Truth Commission: Democratic Republic of Congo
Truth Commissions Digital Collection
Truth Commission: Truth and Reconciliation Commission (Commission Verité et Réconciliation)
Dates of Operation: July 2003 – February 2007 (3 years, 10 months)
Background: The Democratic Republic of Congo (DRC) gained independence from Belgium in 1960. The years from 1960 to 1966 were marked by violence and political crisis causing the death of some 100,000 people. A secessionist war with the province of Katanga was exacerbated by colonial proxy conflicts between the United States and the Former Soviet Union, and a large United Nations peacekeeping operation was not able to maintain peace. Colonel Mobutu Sese Seko gained power in (then Zaire) in 1965 and led the country for 32 years. During his rule, the political elite plundered the natural wealth of the country. With the support of predominantly Tutsi Rwanda, Laurent Kabila led a rebellion ousting Mobutu in May 1997. Kabila then began purging ethnic Tutsi from the government. In response, Congolese Tutsi rebels instigated violence and civil unrest, beginning in August 1998, with the support of Rwandan troops. Kabila was assassinated in January 2001 and was replaced by his son, Joseph Kabila. A transitional government was established in 2003, but it failed to halt violence in the eastern provinces. Massacres continued to take place in Ituri province despite the presence of UN troops. Conflict-related deaths causes continued to rise, and tens of thousands of women and girls suffered crimes of sexual violence. The United Nations peacekeeping mission, MONUC, helped organize Congo’s first democratic elections in July 2006.
The DRC established a truth and reconciliation commission in 2003, partly as a result of political deal-making during the transitional government. The Comprehensive Peace Agreement signed in December 2002 created the framework for the truth commission as one of five institutions “supporting the democracy”. The inclusion of a truth commission mechanism in the peace agreement was lobbied for by Congolese civil society groups.
Charter: The Comprehensive Peace Agreement signed in December 2002 created the framework for the truth commission. Articles 154-160 of the Transitional Constitution tasked the commission to establish the truth among conflicting versions of history and to promote peace, reparation, and reconciliation. Article 160 stipulates that the specificities of the truth commission would be determined by an organic law. Until more than a year after the establishment of the commission, it was operating without such a law. On July 30, 2004, the mandate (law no. 04/018) was enacted by President Kabila.
Mandate: According to Article 155 of the Transitional Constitution, the mandate of the Truth and Reconciliation Commission was to “promote consolidation of the national unity”. The commission was set up to examine the political, economic, and societal conflicts between the country’s independence in 1960 and the conclusions of the peace agreement in 2003. The commission was also expected to contribute to the compensation of victims.

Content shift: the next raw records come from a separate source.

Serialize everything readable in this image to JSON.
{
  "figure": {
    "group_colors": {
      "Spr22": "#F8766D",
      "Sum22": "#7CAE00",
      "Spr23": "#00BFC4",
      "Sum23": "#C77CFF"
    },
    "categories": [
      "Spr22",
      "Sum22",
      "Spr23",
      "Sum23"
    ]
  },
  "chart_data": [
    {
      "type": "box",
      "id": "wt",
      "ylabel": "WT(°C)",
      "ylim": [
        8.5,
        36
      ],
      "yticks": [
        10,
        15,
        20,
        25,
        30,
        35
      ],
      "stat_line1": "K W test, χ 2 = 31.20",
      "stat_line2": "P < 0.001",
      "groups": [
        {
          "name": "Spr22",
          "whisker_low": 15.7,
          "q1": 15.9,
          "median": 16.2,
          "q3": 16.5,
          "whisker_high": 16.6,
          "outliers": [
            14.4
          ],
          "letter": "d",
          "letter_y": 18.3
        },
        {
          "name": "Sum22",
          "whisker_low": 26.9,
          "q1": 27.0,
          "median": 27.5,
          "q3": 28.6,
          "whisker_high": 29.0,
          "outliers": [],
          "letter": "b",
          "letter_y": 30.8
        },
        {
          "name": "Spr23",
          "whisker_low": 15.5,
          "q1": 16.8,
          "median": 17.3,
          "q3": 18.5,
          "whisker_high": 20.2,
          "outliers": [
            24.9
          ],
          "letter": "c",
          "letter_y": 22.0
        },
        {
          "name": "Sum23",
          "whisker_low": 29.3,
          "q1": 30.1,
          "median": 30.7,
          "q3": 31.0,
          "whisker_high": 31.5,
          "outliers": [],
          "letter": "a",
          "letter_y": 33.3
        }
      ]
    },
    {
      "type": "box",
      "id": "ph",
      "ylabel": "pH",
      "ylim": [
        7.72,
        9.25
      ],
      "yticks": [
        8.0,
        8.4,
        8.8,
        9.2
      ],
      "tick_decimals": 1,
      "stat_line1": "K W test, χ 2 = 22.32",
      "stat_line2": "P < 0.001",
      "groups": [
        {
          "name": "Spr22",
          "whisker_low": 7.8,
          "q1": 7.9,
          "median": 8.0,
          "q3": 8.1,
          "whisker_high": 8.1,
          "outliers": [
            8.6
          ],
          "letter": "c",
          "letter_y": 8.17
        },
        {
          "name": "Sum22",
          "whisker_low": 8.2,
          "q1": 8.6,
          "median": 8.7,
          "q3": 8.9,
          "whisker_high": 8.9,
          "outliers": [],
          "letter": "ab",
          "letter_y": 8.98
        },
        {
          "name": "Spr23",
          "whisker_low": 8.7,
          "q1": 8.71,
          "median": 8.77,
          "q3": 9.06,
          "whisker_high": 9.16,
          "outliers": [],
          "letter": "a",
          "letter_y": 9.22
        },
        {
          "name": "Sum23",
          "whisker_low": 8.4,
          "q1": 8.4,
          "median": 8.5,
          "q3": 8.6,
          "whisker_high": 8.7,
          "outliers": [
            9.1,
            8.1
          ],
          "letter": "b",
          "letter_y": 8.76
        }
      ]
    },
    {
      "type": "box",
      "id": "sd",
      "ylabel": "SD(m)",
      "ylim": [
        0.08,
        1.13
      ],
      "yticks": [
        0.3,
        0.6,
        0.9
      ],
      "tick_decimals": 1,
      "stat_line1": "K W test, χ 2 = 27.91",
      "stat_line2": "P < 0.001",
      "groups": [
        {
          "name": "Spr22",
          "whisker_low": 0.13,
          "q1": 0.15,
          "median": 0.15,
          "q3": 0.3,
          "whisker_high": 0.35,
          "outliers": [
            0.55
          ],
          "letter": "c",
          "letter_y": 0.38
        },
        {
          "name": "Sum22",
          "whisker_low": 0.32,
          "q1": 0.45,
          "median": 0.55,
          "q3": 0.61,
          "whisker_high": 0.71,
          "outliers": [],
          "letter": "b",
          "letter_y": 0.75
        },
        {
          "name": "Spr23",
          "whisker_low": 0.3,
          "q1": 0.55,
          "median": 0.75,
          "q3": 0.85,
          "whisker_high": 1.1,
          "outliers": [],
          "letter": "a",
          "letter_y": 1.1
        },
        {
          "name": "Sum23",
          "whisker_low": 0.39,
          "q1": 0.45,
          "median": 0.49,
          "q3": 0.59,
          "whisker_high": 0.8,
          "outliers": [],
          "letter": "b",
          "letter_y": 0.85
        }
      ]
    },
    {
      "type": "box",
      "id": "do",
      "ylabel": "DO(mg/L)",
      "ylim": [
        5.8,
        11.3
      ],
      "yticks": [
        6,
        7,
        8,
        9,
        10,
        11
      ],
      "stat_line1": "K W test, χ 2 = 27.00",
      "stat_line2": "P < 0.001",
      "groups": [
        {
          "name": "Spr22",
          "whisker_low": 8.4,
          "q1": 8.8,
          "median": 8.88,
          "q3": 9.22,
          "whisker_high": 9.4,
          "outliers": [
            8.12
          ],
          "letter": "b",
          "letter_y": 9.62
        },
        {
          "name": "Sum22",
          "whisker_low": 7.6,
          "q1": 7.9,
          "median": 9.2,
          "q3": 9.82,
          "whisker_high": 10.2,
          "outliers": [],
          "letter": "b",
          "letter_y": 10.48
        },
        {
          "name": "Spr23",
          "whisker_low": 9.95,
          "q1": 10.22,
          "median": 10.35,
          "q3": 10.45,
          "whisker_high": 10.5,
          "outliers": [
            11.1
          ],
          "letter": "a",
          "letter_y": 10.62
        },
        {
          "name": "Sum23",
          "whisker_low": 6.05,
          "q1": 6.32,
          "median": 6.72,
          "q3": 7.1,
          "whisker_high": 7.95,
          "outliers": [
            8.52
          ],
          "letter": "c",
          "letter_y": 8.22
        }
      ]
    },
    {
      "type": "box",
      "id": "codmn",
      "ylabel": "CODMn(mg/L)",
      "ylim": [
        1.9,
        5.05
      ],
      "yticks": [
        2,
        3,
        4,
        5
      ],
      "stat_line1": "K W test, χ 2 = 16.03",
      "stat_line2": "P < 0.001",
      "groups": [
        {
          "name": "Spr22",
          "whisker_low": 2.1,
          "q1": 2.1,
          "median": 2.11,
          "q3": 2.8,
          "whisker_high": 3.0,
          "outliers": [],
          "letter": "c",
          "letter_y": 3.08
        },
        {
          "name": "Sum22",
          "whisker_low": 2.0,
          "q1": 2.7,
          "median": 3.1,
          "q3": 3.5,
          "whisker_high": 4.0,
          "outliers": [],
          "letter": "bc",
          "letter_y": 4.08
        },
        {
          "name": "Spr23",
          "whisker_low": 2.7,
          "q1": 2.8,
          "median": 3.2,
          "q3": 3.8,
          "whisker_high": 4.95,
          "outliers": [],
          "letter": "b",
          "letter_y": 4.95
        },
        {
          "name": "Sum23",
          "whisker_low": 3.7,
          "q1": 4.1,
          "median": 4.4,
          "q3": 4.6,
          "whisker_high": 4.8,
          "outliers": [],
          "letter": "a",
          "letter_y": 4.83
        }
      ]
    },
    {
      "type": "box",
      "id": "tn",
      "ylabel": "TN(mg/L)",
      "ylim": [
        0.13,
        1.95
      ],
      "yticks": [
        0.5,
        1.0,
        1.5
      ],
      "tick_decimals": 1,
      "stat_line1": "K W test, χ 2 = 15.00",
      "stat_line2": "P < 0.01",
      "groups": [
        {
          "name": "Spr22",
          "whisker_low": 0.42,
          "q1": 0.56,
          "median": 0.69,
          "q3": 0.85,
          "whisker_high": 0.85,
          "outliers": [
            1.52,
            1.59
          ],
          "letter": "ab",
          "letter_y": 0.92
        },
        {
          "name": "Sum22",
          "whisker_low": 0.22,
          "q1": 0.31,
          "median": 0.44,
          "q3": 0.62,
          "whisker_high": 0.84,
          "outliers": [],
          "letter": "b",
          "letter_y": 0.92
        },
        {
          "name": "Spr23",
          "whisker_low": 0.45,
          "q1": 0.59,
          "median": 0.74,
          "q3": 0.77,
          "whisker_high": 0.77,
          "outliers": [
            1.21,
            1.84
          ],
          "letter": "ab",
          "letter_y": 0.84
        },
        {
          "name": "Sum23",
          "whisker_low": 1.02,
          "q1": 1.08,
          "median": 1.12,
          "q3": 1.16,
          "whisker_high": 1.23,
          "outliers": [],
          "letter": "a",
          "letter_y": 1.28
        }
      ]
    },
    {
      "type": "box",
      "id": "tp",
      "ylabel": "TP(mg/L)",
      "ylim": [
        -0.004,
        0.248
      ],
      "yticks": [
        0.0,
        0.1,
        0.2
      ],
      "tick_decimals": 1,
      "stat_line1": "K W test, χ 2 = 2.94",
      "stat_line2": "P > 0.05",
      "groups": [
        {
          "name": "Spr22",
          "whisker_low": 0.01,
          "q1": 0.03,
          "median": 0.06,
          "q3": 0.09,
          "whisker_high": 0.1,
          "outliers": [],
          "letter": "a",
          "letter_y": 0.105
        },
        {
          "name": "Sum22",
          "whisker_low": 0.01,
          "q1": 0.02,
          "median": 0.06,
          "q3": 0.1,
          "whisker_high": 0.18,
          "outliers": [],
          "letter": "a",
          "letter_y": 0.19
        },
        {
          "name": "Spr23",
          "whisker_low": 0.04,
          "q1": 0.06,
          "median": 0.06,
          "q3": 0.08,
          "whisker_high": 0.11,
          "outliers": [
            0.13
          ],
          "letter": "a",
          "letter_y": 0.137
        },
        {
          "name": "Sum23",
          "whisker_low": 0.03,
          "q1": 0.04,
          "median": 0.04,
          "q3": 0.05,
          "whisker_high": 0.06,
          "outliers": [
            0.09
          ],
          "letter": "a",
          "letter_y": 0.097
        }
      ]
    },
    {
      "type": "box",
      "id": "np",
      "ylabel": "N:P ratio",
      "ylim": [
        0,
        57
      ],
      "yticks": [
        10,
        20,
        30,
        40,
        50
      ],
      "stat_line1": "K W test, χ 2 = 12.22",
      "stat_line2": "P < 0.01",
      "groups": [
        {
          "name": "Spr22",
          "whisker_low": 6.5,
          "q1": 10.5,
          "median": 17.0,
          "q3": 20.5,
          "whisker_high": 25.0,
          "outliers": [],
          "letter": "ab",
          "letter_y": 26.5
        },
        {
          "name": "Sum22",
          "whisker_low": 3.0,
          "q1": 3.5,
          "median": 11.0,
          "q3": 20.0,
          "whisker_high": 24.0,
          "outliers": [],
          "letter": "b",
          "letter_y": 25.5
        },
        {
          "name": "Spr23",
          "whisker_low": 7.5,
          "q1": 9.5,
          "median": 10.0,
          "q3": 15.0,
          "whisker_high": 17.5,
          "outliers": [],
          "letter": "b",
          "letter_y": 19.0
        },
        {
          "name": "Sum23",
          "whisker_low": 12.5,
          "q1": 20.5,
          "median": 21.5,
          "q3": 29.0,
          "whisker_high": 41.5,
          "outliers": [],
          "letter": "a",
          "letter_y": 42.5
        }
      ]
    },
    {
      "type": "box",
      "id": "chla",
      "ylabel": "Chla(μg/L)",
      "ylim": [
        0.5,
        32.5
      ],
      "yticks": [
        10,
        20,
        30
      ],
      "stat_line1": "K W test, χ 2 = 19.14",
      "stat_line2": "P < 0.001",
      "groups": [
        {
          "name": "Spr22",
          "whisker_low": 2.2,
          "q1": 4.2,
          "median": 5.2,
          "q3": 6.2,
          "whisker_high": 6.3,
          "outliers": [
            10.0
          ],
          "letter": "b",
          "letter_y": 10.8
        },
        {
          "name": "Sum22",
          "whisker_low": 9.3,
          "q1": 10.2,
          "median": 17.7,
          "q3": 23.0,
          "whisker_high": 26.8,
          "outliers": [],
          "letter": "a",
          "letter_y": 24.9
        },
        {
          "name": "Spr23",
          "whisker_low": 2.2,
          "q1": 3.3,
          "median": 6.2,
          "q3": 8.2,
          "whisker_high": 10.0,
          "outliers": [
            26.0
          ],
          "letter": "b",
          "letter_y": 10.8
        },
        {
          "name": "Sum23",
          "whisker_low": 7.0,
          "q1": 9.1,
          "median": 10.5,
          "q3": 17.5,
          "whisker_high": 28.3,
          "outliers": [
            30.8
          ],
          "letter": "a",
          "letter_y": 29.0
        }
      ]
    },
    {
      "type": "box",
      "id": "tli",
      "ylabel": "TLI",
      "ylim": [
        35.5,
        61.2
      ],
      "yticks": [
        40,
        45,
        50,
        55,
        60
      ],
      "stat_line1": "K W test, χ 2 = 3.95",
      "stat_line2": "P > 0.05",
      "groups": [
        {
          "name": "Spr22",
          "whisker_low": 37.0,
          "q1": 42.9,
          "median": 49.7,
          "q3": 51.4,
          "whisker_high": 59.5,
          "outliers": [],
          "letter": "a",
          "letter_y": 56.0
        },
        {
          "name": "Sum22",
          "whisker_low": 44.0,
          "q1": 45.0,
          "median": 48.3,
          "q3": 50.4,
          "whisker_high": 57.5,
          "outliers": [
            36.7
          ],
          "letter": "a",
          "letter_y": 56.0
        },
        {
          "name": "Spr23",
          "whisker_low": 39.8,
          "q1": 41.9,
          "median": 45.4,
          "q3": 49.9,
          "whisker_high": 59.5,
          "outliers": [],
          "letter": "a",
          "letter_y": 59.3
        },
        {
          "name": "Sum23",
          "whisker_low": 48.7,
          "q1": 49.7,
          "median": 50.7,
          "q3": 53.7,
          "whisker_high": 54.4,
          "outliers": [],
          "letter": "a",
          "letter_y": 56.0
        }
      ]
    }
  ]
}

Commissioners and Structure: The commission had twenty-one members, and eight of them were “Members of the Bureau”. These eight members were selected to represent each of the parties of the Inter-Congolese Dialogue and were approved by the National Assembly. The other members were religious leaders, representatives of scientific associations, women’s organizations and other civil society groups with objectives similar to the commission. The commission was presided by Bishop Jean-Luc Kuye Ndondo wa Mulemera. Of the eight members of the Bureau, six were male and two were female.
Report: In February 2007, the CVR presented a report to the parliament.
- Conclusions cannot be summarized at this time because a copy of the report could not be consulted.
- The commission asked the international community for financial support to enhance transitional justice in the DRC.
- Given the limited involvement of victims, witnesses, and perpetrators, the commission recommended a public awareness campaign to pave the floor for a future truth commission initiative.
- In April 2004, the International Criminal Court (ICC) prosecutor received a referral on the situation of crimes within the jurisdiction of the Court allegedly committed in the DRC since it entered into force of the Rome Statute, on 1 July 2002. The ICC charged the former Congolese vice president, Jean-Pierre Bemba, with war crimes and crimes against humanity. Accused of recruiting child soldiers, rebel leader Thomas Lubanga is currently on trial before the ICC in The Hague.
Special Notes: The selection of the Commissioners, while inclusive and representative of the political forces involved in the peace negotiations, was criticized because some of the commissioners had informal ties with those who were implicated in the crimes. MONUC explained that the UN mission would only support the truth commission if there were sufficient guarantees of its independence from the executive branch. International observers called for a follow-up truth-seeking mechanism because of the lack of political will and resources for the Truth and Reconciliation Commission.